Salam sejahtera buat pengunjung blog stroom09 kali ini saya akan memposting kembali tentang seorang raja kecil yg bernama adipati Karna ( Suryaputra). Saya gag bisa berbicara panjang lebar. kita simak saja jalan ceritanya.
Adipati Karna seorang raja negri Awangga, meskipun
raja tetapi raja kecil. Raja yang masih diperintah raja lain
(Ratu rehrehan Jawa). Istrinya Karna itu bernama Dewi Surtikanti, putri
Mandaraka, putra Prabu Salyapati. Anak Adipati Karna
kalau dalam pewayangan adalah dua orang, lelaki dan
perempuan, bernama Warsakusuma dan Dewi
Suryawati. Patihnya Karna itu bernama Patih
Hadimanggala.
Karna itu anaknya Dewi Kunti Talibrata dengan Bathara
Surya, tetapi tidak dengan jalan melalui hubungan
badan (bersetubuh), sebab terkena walat atau kutukan
disebabkan membaca mantra limu Aji Kunta Wekasing
Rasa Sabda Tunggal Tanpa Lawan. Dewi Kunti itu sejak
muda (perawan) sudah senang mempelajari ilmu, termasuk pula Kunti berguru kepada Brahmana yang
bernama Reshi Druwasa, dan diberi Ilmu “Aji Kunta
Wekasing Rasa Sabda Tunggal Tanpa Lawan”, yang
memilki daya keampuhan dapat mendatangkan Dewa
hanya dengan kekuatan mantra tersebut. Peringatan
Guru Druwasa. membaca atau merapal ilmu tersebut tidak boleh dilakukan sambil mandi dan/atau mau
tidur.
Tetapi sepertinva Dewi Kunti tidak percaya dengan
keampuhan Aji Kunta, karena itu Dewi Kunti mencoba
kekuatan mantra Aji Kunta yang ia lakukan saat
menjelang matahari terbenam. Dengan demikian
Sang hyang Bathara Surya yang seharusnya akan
istirahat, karena seharian penuh mengatur jalannya matahari, mendadak tergetar rasa hatinya sepertinya
mendapatkan kontak bathin, tetapi Bathara Surya itu
adalah Dewa yang ilmu kesaktiannya sangat tinggi,
ibaratnya hanya dalam sekejap mata saja sudah sampai
di tempat yang dituju, yaitu kamar mandi Dewi Kunti
yang saat itu akan mandi.
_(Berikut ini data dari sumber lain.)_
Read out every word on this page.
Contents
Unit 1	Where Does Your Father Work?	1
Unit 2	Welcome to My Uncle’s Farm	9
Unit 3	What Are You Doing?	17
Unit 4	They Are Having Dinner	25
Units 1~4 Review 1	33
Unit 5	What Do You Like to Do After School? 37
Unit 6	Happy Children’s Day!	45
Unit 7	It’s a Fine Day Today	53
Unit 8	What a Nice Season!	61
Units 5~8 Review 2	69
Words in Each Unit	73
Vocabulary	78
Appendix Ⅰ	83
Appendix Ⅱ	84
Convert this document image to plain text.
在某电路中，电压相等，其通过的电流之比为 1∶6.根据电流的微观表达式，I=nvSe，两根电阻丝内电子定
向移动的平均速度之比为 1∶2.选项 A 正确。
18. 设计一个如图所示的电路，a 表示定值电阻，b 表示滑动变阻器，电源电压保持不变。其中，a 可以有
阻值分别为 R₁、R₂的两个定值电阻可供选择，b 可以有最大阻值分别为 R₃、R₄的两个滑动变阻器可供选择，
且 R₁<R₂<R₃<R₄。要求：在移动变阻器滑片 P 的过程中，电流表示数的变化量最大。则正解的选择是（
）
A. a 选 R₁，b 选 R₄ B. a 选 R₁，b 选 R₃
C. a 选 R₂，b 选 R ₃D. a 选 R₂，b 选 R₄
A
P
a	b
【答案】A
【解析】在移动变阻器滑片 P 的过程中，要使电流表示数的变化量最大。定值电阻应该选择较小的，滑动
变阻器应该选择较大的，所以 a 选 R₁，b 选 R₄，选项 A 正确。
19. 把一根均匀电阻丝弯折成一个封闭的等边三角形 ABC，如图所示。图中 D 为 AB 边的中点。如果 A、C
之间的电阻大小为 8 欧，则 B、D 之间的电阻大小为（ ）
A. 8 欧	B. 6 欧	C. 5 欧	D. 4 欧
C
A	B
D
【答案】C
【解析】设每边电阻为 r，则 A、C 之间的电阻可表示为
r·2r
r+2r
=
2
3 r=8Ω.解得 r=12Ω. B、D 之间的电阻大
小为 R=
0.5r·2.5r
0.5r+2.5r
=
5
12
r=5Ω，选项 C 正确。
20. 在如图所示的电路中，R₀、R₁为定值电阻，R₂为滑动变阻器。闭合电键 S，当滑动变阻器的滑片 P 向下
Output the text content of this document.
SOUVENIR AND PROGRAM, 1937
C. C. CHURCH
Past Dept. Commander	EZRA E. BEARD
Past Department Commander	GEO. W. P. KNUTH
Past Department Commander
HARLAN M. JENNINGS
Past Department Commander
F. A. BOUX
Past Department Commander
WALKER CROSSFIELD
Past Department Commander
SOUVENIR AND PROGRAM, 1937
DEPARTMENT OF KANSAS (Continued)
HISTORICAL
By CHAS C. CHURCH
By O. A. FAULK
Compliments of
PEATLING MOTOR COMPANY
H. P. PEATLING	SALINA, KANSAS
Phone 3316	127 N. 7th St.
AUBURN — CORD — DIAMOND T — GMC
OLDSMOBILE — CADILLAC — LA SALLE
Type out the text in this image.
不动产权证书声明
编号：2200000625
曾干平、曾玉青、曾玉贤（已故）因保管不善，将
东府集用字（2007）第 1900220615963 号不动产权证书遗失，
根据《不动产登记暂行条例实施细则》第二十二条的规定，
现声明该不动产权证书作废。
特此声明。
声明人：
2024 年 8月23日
Dewi Kunti begitu mengetahui ada Dewa yang datang di depannya,
langsung gugup dan tubuhnya gemetar, dengan cepat
tangannya bergerak menyambar pakaiannya yang
sudah mulai ia tanggalkan, tetapi yang teraih hanyalah
kembennya saja, lalu ia kenakan untuk menutupi
sebagian tubuhnya.
Bathara Surya kemudian bertanya kepada Dewi Kunti,
ada maksud apa sampai ia merapal Aji Kunta ? Dewi
Kunti yang sebenarnya hanya sekadar mencoba, karuan
saja menjadi takut dan gugup dalam memberi
penjelasan, bahwa apa yang ia lakukan hanyalah
sekadar mencoba mantra tersebut.
Mendengar pengakuan Dewi Kunti seperti itu, Bathara
Surya menjadi marah, sebab mempelajari semua ilmu
itu harus percaya dan yakin, tidak boleh hanya untuk
main coba-coba. Karena itu Dewi Kunti lalu diberi
hukuman, hamil tanpa bersetubuh. Dewi Kunti
menangis, memohon pengampunan, tetapi Bathara Surya telah hilang dari pandangan mata.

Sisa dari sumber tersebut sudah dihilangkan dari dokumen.